Friday, February 1, 2008

Ask and you shall receive

It looks like the internet is already trying to solve my problems. Notchup.com (article) is a beta job posting board where you can set a price that companies must pay to interview you. The suggested prices seem to run from $100-$600 or so, although you can set anything you want. This strikes me as a step in the right direction: interviewing takes a nontrivial amount of time, so if you're good enough, companies should pay you for the privilege. It also shows that they're serious about you and aren't going to demand a whole bunch of information, they contact you six months later to let you know the position has been reorged out of of existence. And it's certainly cheaper for them than paying $10k to a headhunter to call you at work.

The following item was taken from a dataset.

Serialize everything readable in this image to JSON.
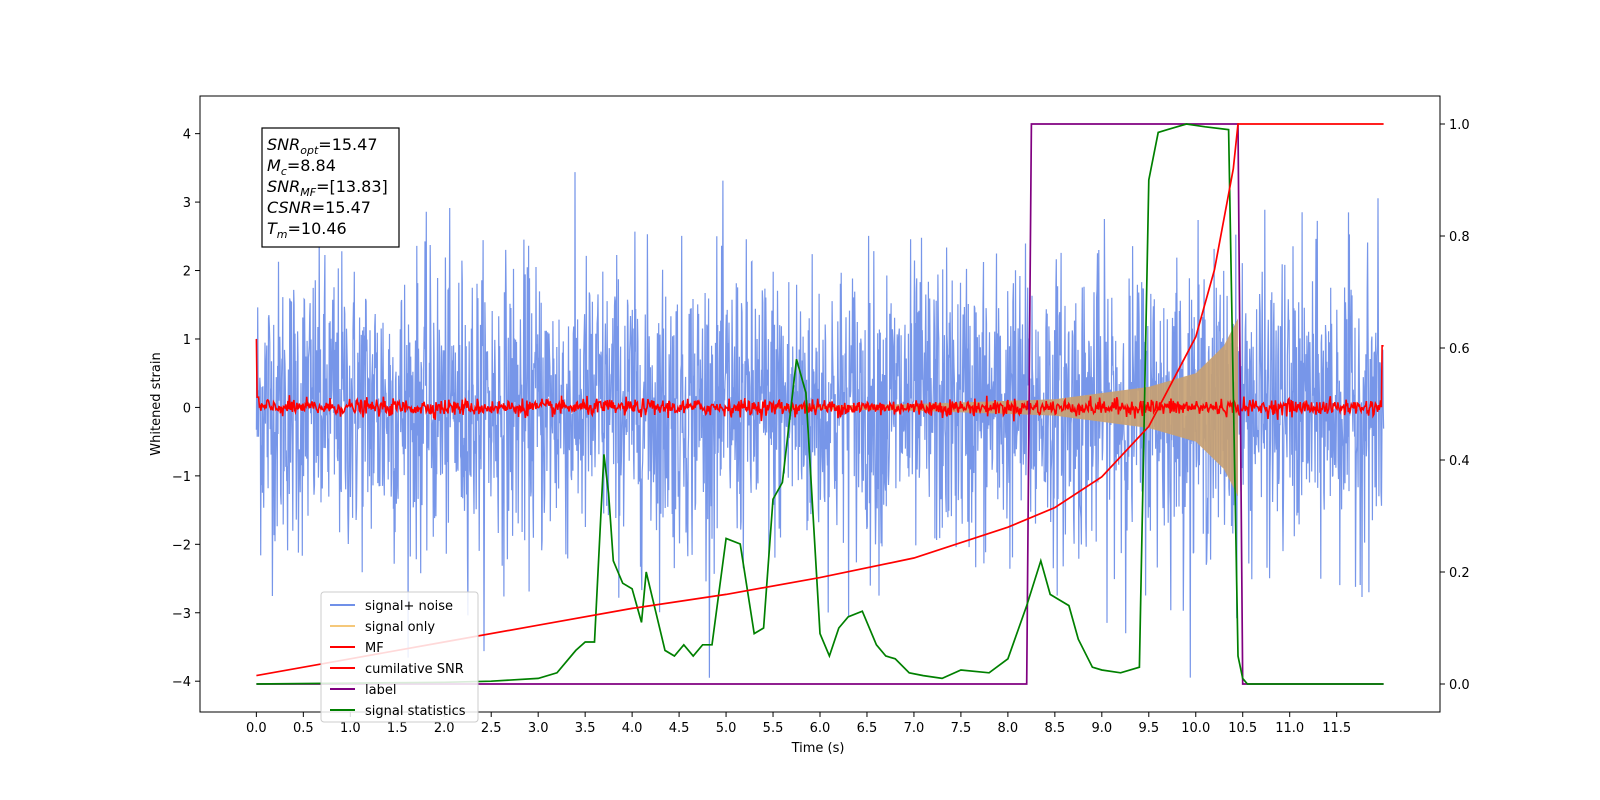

There are restrictions, of course. They have to approve you before they'll let employers see your resume, with an eye towards graduates of prestigious schools, workers at prestigious companies (although they allow for both fortune 500s and startups), and "in-demand skills" , which I suspect means they'll lower the bar for workers in fields suffering from a labor shortage. They claim to have an algorithm to detect "serial interviewers" who are just in it for the cash, but I don't know how they'd distinguish that from "people who really like their current job." There's a reputation system involved, so my guess is that companies can rate people who they think deliberately spiked the interview. But that's never going to be perfect, and companies will be very wary of paying you to interview for a job you'll never take. I think the next step is for the potential employer to donate to the interviewees favorite charity, so he or she receives no direct financial benefit, yet the company has proven that they are serious.

My dream is for this concept to expand into micro transactions and be able to charge people each time they contact me. It would be a small amount- even $1 would do it- because what I really want is to prevent recruiters from spamming me with every job that has "test" or "java" somewhere in the description (note to recruiters: java and javascript are not the same thing. I know both, but that's a coincidence). I'd also like them to get more contractor friendly, but that would involve a fundamental shift from "better jobs to people who already have pretty good ones" to "enabling honest signally in job hunting through monetary cost." And no matter how unfriendly they are to contractors, I'll be uploading my resume.